İnsanlar 21 metrekare alanda üç, dört kişi bazen de daha kalabalık bir nüfusla yaşamaya çalışıyor. Yine de konuştuğum pek çok vatandaş yaşanan felaketten, kayıplardan, zorluklardan sonra şu anda sahip oldukları imkanlara şükrediyor. Tanıştığım herkesin ayrı bir hikayesi var, herkesin hikayesi çok ağır. Birbirini tanımayan insanlar yan yana gelmişler konteyner mahallelerde. Birbirlerine destek olmaya ve hayata tutunmaya çalışıyorlar.

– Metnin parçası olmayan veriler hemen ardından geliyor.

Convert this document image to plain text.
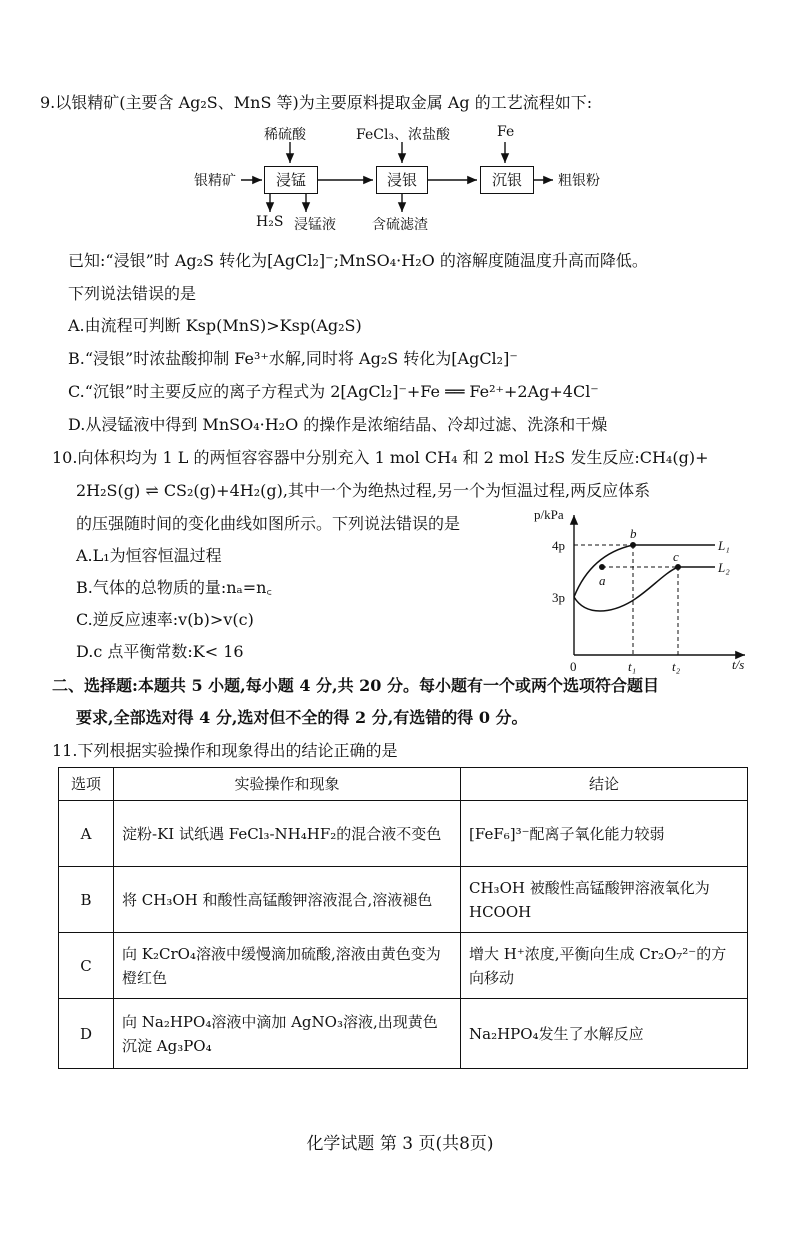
9.以银精矿(主要含 Ag₂S、MnS 等)为主要原料提取金属 Ag 的工艺流程如下:
银精矿	浸锰	浸银	沉银	粗银粉
稀硫酸	FeCl₃、浓盐酸	Fe
H₂S 浸锰液	含硫滤渣
已知:“浸银”时 Ag₂S 转化为[AgCl₂]⁻;MnSO₄·H₂O 的溶解度随温度升高而降低。
下列说法错误的是
A.由流程可判断 Ksp(MnS)>Ksp(Ag₂S)
B.“浸银”时浓盐酸抑制 Fe³⁺水解,同时将 Ag₂S 转化为[AgCl₂]⁻
C.“沉银”时主要反应的离子方程式为 2[AgCl₂]⁻+Fe ══ Fe²⁺+2Ag+4Cl⁻
D.从浸锰液中得到 MnSO₄·H₂O 的操作是浓缩结晶、冷却过滤、洗涤和干燥
10.向体积均为 1 L 的两恒容容器中分别充入 1 mol CH₄ 和 2 mol H₂S 发生反应:CH₄(g)+
2H₂S(g) ⇌ CS₂(g)+4H₂(g),其中一个为绝热过程,另一个为恒温过程,两反应体系
的压强随时间的变化曲线如图所示。下列说法错误的是
A.L₁为恒容恒温过程
B.气体的总物质的量:nₐ=n꜀
C.逆反应速率:v(b)>v(c)
D.c 点平衡常数:K< 16
p/kPa
4p
3p
0	t₁	t₂	t/s
a
b
c
L₁
L₂
二、选择题:本题共 5 小题,每小题 4 分,共 20 分。每小题有一个或两个选项符合题目
要求,全部选对得 4 分,选对但不全的得 2 分,有选错的得 0 分。
11.下列根据实验操作和现象得出的结论正确的是
选项	实验操作和现象	结论
A	淀粉-KI 试纸遇 FeCl₃-NH₄HF₂的混合液不变色	[FeF₆]³⁻配离子氧化能力较弱
B	将 CH₃OH 和酸性高锰酸钾溶液混合,溶液褪色	CH₃OH 被酸性高锰酸钾溶液氧化为 HCOOH
C	向 K₂CrO₄溶液中缓慢滴加硫酸,溶液由黄色变为橙红色	增大 H⁺浓度,平衡向生成 Cr₂O₇²⁻的方向移动
D	向 Na₂HPO₄溶液中滴加 AgNO₃溶液,出现黄色沉淀 Ag₃PO₄	Na₂HPO₄发生了水解反应
化学试题 第 3 页(共8页)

Herkes imkanınca, ihtiyacına göre ve ruhu, dünyası el verdiğince kişiselleştirmiş yaşam alanını. Bazısı önüne veranda yapmış oturma alanını genişletmiş, bazısı depo yapmış, bazısı konteynerın önünü yeşil bir bahçeye dönüştürmüş, biberini, çiçeğini, bitkisini ekmiş, bazısı tavan su akıtmasın diye konteynerın üzerini kaplamaya öncelik vermiş…

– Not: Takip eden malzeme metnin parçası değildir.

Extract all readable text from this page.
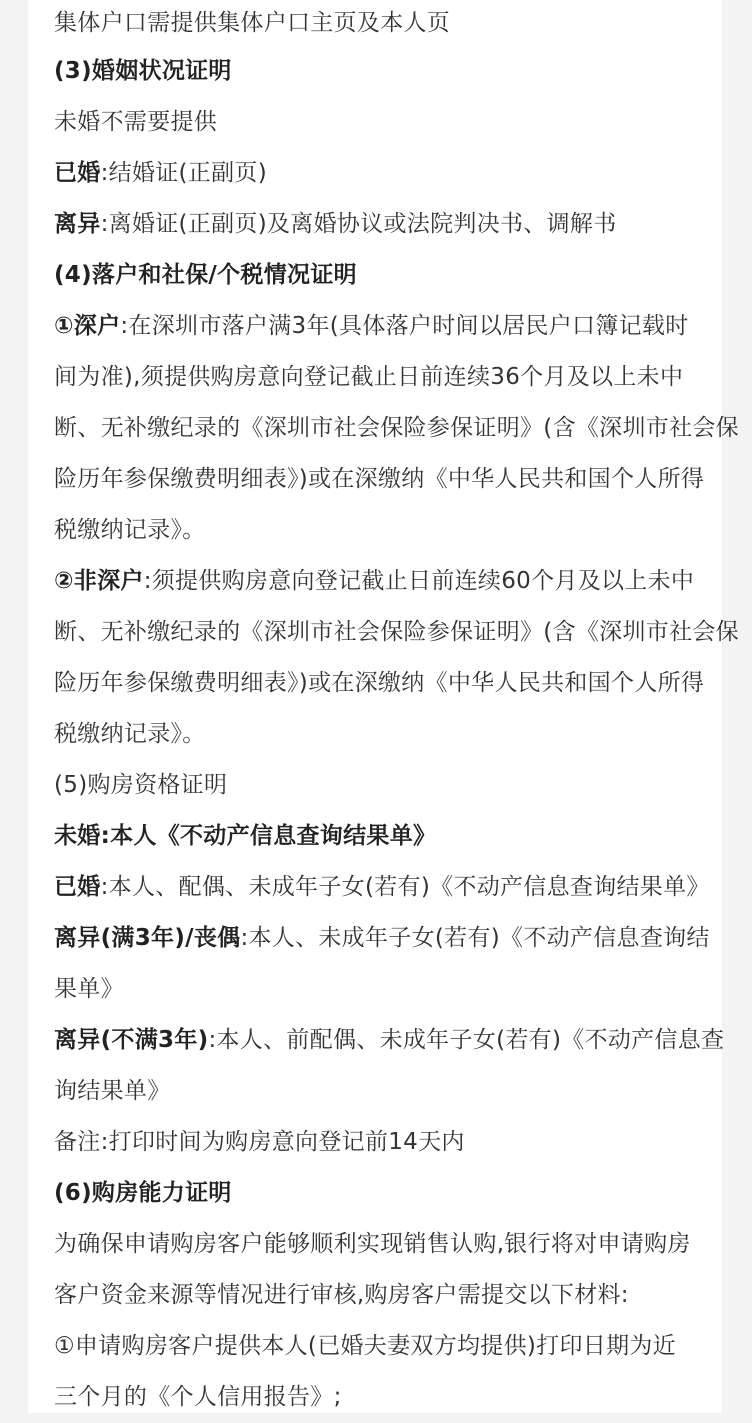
集体户口需提供集体户口主页及本人页
(3)婚姻状况证明
未婚不需要提供
已婚:结婚证(正副页)
离异:离婚证(正副页)及离婚协议或法院判决书、调解书
(4)落户和社保/个税情况证明
①深户:在深圳市落户满3年(具体落户时间以居民户口簿记载时
间为准),须提供购房意向登记截止日前连续36个月及以上未中
断、无补缴纪录的《深圳市社会保险参保证明》(含《深圳市社会保
险历年参保缴费明细表》)或在深缴纳《中华人民共和国个人所得
税缴纳记录》。
②非深户:须提供购房意向登记截止日前连续60个月及以上未中
断、无补缴纪录的《深圳市社会保险参保证明》(含《深圳市社会保
险历年参保缴费明细表》)或在深缴纳《中华人民共和国个人所得
税缴纳记录》。
(5)购房资格证明
未婚:本人《不动产信息查询结果单》
已婚:本人、配偶、未成年子女(若有)《不动产信息查询结果单》
离异(满3年)/丧偶:本人、未成年子女(若有)《不动产信息查询结
果单》
离异(不满3年):本人、前配偶、未成年子女(若有)《不动产信息查
询结果单》
备注:打印时间为购房意向登记前14天内
(6)购房能力证明
为确保申请购房客户能够顺利实现销售认购,银行将对申请购房
客户资金来源等情况进行审核,购房客户需提交以下材料:
①申请购房客户提供本人(已婚夫妻双方均提供)打印日期为近
三个月的《个人信用报告》;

konteyner kentlerde hayat devam ediyor, arada yüzler gülüyor ama derin bir hüzün okunuyor gözlerde.

Deprem Şehitleri Mezarlığı

Aynı gün içinde konteyner kentlerden sonra Deprem Şehitleri Mezarlığı’nı ziyaret ettim. Şehitlerin ruhuna dualarımı, dileklerimi gönderdim. 

Mezarlıktaki manzara yürek burkuyor. Bazı cenazeler teşhis edilemediği için mezarın başında duran tahtada yalnızca bir numara yazıyor.

Bazı mezarlarda koca bir aile birlikte yatıyor.

Göz alabildiğine, geniş bir arazide uzanan mezarlığın her bir köşesinde başka bir hüzünlü insan hikayesi bulunuyor.

Deprem Şehitleri Mezarlığı

Türkiye Spastik Çocuklar Vakfı

Hatay’da yalnızca evler konteynerlara taşınmamış. Devlet binaları, restoranlar, dernekler de konteynerlarda hizmet veriyor.

‘Hasat Sohbetini’ yararına gerçekleştirdiğimiz Türkiye Spastik Çocuklar Vakfı’nın Antakya ‘da bulunan rehabilitasyon merkezini de hizmet verdiği konteynerda ziyaret ettim.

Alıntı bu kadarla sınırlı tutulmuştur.